Men moet dus achtereenvolgens nagaan welke vennootschappen met elkaar verbonden zijn, in welk van die verbonden vennootschappen een bedrijfsleider minstens de helft van de bedrijfsleiders uitmaakt, en tenslotte of zijn bezoldiging de grens van EUR 75.000 bereikt..

 

Stel: 3 verbonden vennootschappen A, B en C

Bedrijfsleiders van A = X en Y

Bedrijfsleiders van B = X en Z

Bedrijfsleider van C = X

Aangezien X in elk van de vennootschappen minstens de helft uitmaakt van de bedrijfsleiders, mogen zijn bezoldigingen worden samengeteld om de grens van EUR 75.000 te berekenen.

 

Anderzijds is het niet nodig dat alle verbonden ondernemingen dezelfde bedrijfsleiders hebben en hoeven ook niet alle vennootschappen deel te nemen aan de uitzonderingsregel.

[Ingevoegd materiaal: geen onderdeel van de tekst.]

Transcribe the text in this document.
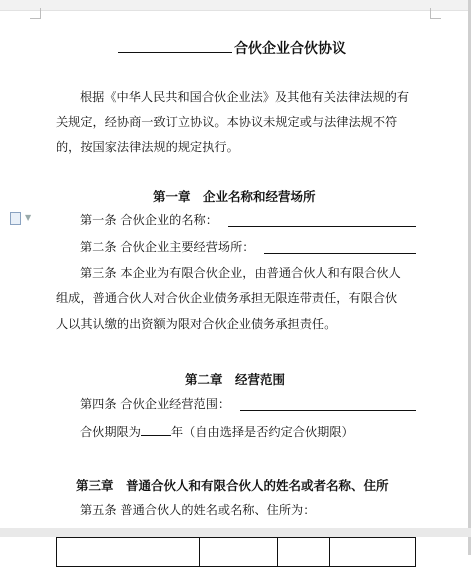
▼
合伙企业合伙协议
根据《中华人民共和国合伙企业法》及其他有关法律法规的有
关规定，经协商一致订立协议。本协议未规定或与法律法规不符
的，按国家法律法规的规定执行。
第一章　企业名称和经营场所
第一条 合伙企业的名称：
第二条 合伙企业主要经营场所：
第三条 本企业为有限合伙企业，由普通合伙人和有限合伙人
组成，普通合伙人对合伙企业债务承担无限连带责任，有限合伙
人以其认缴的出资额为限对合伙企业债务承担责任。
第二章　经营范围
第四条 合伙企业经营范围：
合伙期限为 年（自由选择是否约定合伙期限）
第三章　普通合伙人和有限合伙人的姓名或者名称、住所
第五条 普通合伙人的姓名或名称、住所为：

Stel: 3 verbonden vennootschappen A,B en C

Bedrijfsleiders van A = X en Y

Bedrijfseider van B = X

Bedrijfsleider van C= Y

Aangezien noch X noch Yminstens de helft uitmaakt van de bedrijfsleiders in elke vennootschap, kunnen debezoldigingen van de 3 vennootschappen niet worden samengeteld.

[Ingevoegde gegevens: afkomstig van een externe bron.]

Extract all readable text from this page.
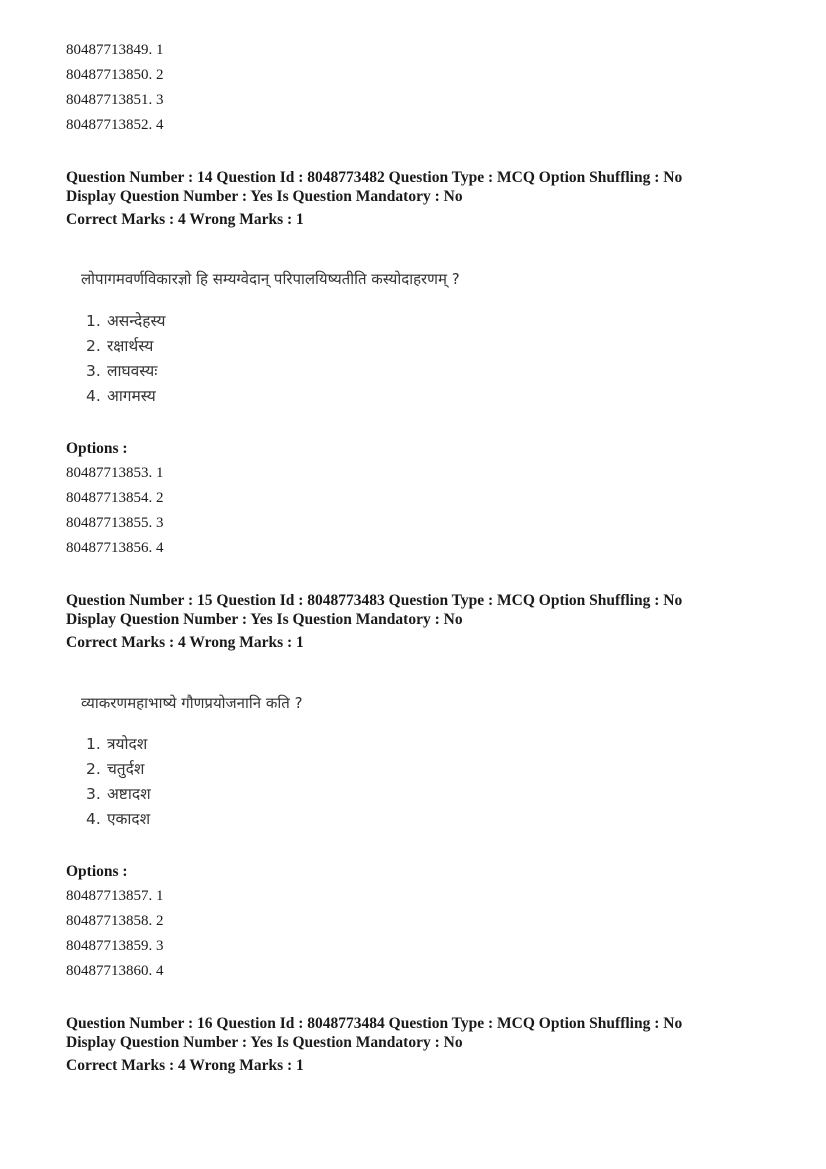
80487713849. 1
80487713850. 2
80487713851. 3
80487713852. 4
Question Number : 14 Question Id : 8048773482 Question Type : MCQ Option Shuffling : No
Display Question Number : Yes Is Question Mandatory : No
Correct Marks : 4 Wrong Marks : 1
लोपागमवर्णविकारज्ञो हि सम्यग्वेदान् परिपालयिष्यतीति कस्योदाहरणम् ?
1. असन्देहस्य
2. रक्षार्थस्य
3. लाघवस्यः
4. आगमस्य
Options :
80487713853. 1
80487713854. 2
80487713855. 3
80487713856. 4
Question Number : 15 Question Id : 8048773483 Question Type : MCQ Option Shuffling : No
Display Question Number : Yes Is Question Mandatory : No
Correct Marks : 4 Wrong Marks : 1
व्याकरणमहाभाष्ये गौणप्रयोजनानि कति ?
1. त्रयोदश
2. चतुर्दश
3. अष्टादश
4. एकादश
Options :
80487713857. 1
80487713858. 2
80487713859. 3
80487713860. 4
Question Number : 16 Question Id : 8048773484 Question Type : MCQ Option Shuffling : No
Display Question Number : Yes Is Question Mandatory : No
Correct Marks : 4 Wrong Marks : 1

De bezoldigingen van X in A en B mogen echter wel worden samengeteld om te beoordelen of A en B voldoen aan de voorwaarde van de minimumbezoldiging.  Hetzelfde geldt voor de bezoldigingen van Y in A en C.

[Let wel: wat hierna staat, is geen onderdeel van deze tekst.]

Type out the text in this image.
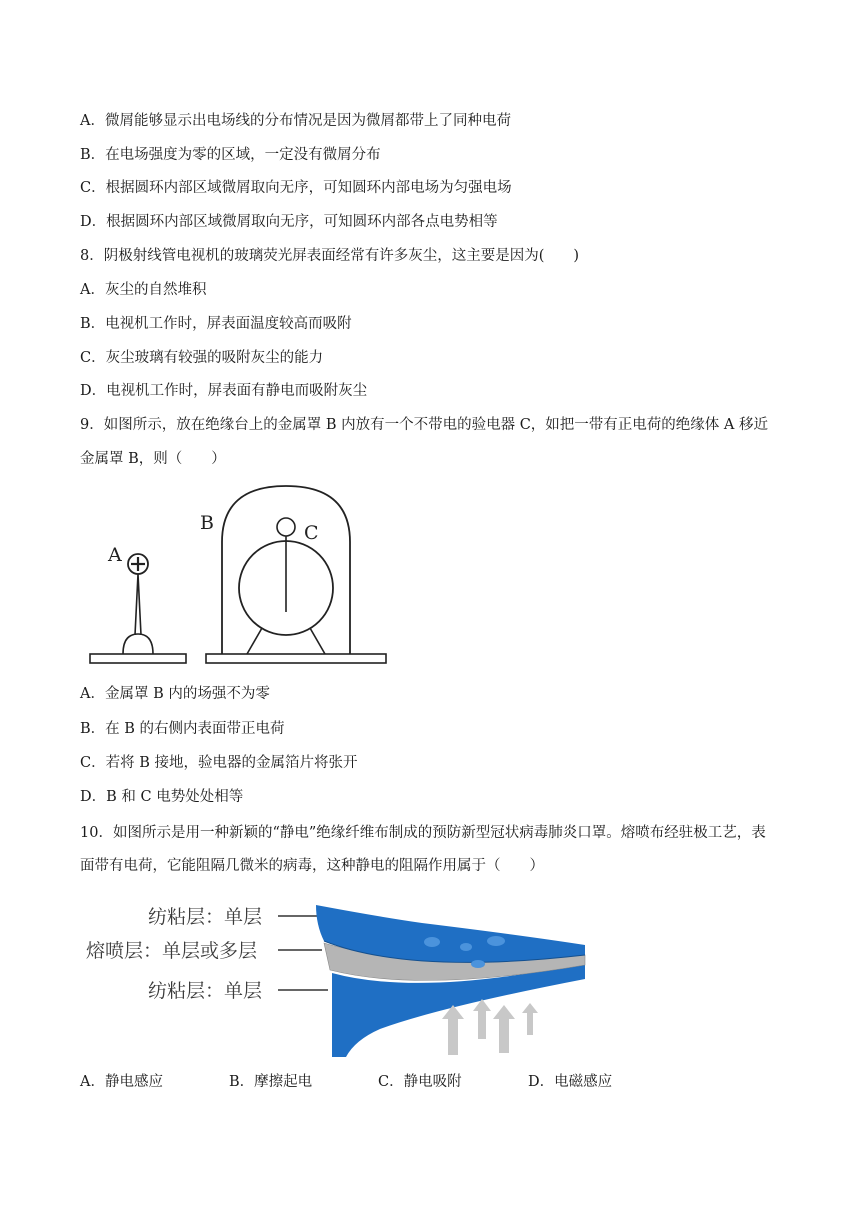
A．微屑能够显示出电场线的分布情况是因为微屑都带上了同种电荷
B．在电场强度为零的区域，一定没有微屑分布
C．根据圆环内部区域微屑取向无序，可知圆环内部电场为匀强电场
D．根据圆环内部区域微屑取向无序，可知圆环内部各点电势相等
8．阴极射线管电视机的玻璃荧光屏表面经常有许多灰尘，这主要是因为(　　)
A．灰尘的自然堆积
B．电视机工作时，屏表面温度较高而吸附
C．灰尘玻璃有较强的吸附灰尘的能力
D．电视机工作时，屏表面有静电而吸附灰尘
9．如图所示，放在绝缘台上的金属罩 B 内放有一个不带电的验电器 C，如把一带有正电荷的绝缘体 A 移近
金属罩 B，则（　　）
A
B	C
A．金属罩 B 内的场强不为零
B．在 B 的右侧内表面带正电荷
C．若将 B 接地，验电器的金属箔片将张开
D．B 和 C 电势处处相等
10．如图所示是用一种新颖的“静电”绝缘纤维布制成的预防新型冠状病毒肺炎口罩。熔喷布经驻极工艺，表
面带有电荷，它能阻隔几微米的病毒，这种静电的阻隔作用属于（　　）
纺粘层：单层
熔喷层：单层或多层
纺粘层：单层
A．静电感应	B．摩擦起电	C．静电吸附	D．电磁感应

De vennootschappen kunnen er ook voor opteren om aan de gewone regel van EUR 45.000 onderworpen te blijven.

 

Bij de keuzemogelijkheid waarbij bepaalde vennootschappen van de groep de uitzonderingsregel kunnen toepassen terwijl andere dat niet doen, kunnen vennootschappen tegenstrijdige belangen hebben. 

 

Stel: A en B zijn verbonden vennootschappen, met een voldoende hoog belastbaar resultaat. 

X is bedrijfsleider in beide vennootschappen.

Bezoldiging in vennootschap A = EUR 10.000

Bezoldiging in vennootschap B = EUR 40.000

In de gewone regeling is vennootschap A de afzonderlijke aanslag verschuldigd op EUR 35.000 en vennootschap B op EUR 5.000 in totaal dus op EUR 40.000.

Bij toepassing van de uitzonderingsregel is de afzonderlijke aanslag maar verschuldigd op EUR 25.000 (75.000 – 10.000 – 40.000).

Stel dat B het hoogste belastbaar resultaat heeft, dan wordt de aanslag bij B ingevorderd op EUR 25.000 daar waar deze slechts op EUR 5.000 zou verschuldigd zijn bij toepassing van de gewone regel

  

Dat de toepassing van deze uitzondering in de praktijk leidt tot heel wat complexiteit, staat buiten kijf. 

In bestaande groepen zal immers heel wat denkwerk vereist zijn om na te gaan welk in concreto de meest voordelige piste is.

 

Conclusie

In vele groepen zal desgevallend moeten worden nagekeken op welke manier de groep het best ge(her)structureerd kan worden en zal in een aantal gevallen ook de bezoldigingspolitiek dienen herbekeken te worden.